The Aurora Internship Program places university students and graduates into 4-6 week internships with partners in the Indigenous sector. For Indigenous interns, the Commonwealth's Jobs, Land and Economy Programme (JLEP) provides financial support via Scholarships for Aboriginal and Torres Strait Islander interns under the Program. In my experience, Aurora were fantastic to work with. Communication was clear, resources were abundant, and I particularly appreciated being able to preference which organisation I wanted to intern with. 

The Aboriginal History Archive, housed at Victoria University Moondani Balluk Indigenous Academic Unit, is Australia’s first and only scholarly digital archive on the Aboriginal Black Power, Land Rights and Self-Determination Movement. Funded through the ARC Linkage, Equipment, Infrastructure and Facilities scheme, the Aboriginal History Archive is addressing the data gaps in Australia’s historical record. The Aboriginal History Archive contains nearly 500,000 items spanning across over a half a century of Aboriginal activism. The material is primarily collected and curated by Gumbaynggirr man and prolific Aboriginal activist, Professor Gary Foley, from his extensive civic participation as a political dissident and in the development of organisations critical to increasing Aboriginal engagement and representation in Australia. Once complete, the Archive will be a resource that will help inform historical research and writing, and to better inform current debate on the nature of Australian racism and Aboriginal Affairs.

Common themes run across the Archives although a single archival box can contain a great variety of material. Material included original photos, news clippings, writings, flyers, journals and miscellaneous items. For example, one box contained a series of books including respected Elder, Bruce McGuiness’, original 1972 personal diary planner. My work at the Archive included cataloguing items into the online system, writing summary reports on different people, events and movements as well as collating resources to be used in documentaries about Gary Foley and the Archive. In 5-weeks I learnt a great deal about a range of Aboriginal affairs, events and organisations including the Black Power Movement, Springbok Rugby Tour, Northland Secondary College, Aboriginal Legal Service and the Royal Commission into Black Deaths in Custody.

This internship has afforded me with a richer understanding of my community’s activist history and as an Australian Indigenous Studies major, has naturally been a fantastic compliment to my studies. A specific skill I’ve been able to work on in the Archive is refining my writing as writing summary reports for the online system challenged me to be more concise and clear in my writing. 
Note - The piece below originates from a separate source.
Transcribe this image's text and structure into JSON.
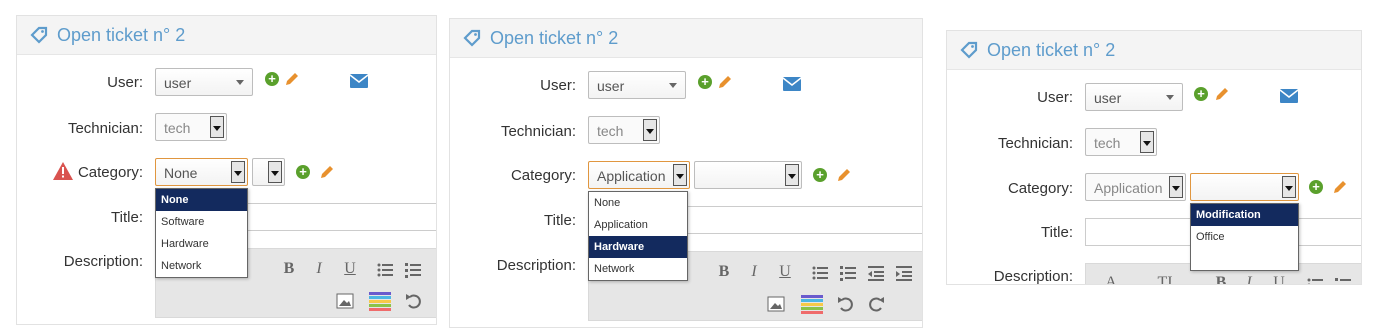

I particularly enjoyed working closely with the Aboriginal History Archive team as well as the Moondani Balluk staff more generally. I felt welcomed at Moondani Balluk and appreciated the strong sense of community present. Being able to yarn with Gary Foley and other Indigenous academics was invaluable. Overall, working in the Archive, learning more and more about Koori activists, history and experiences, and yarning with the mob at Moondani Balluk has empowered me with a strong sense of pride in our community.

I feel privileged to have been able to contribute to the development of the Aboriginal History Archive and am grateful for the connections I have made at Moondani Balluk.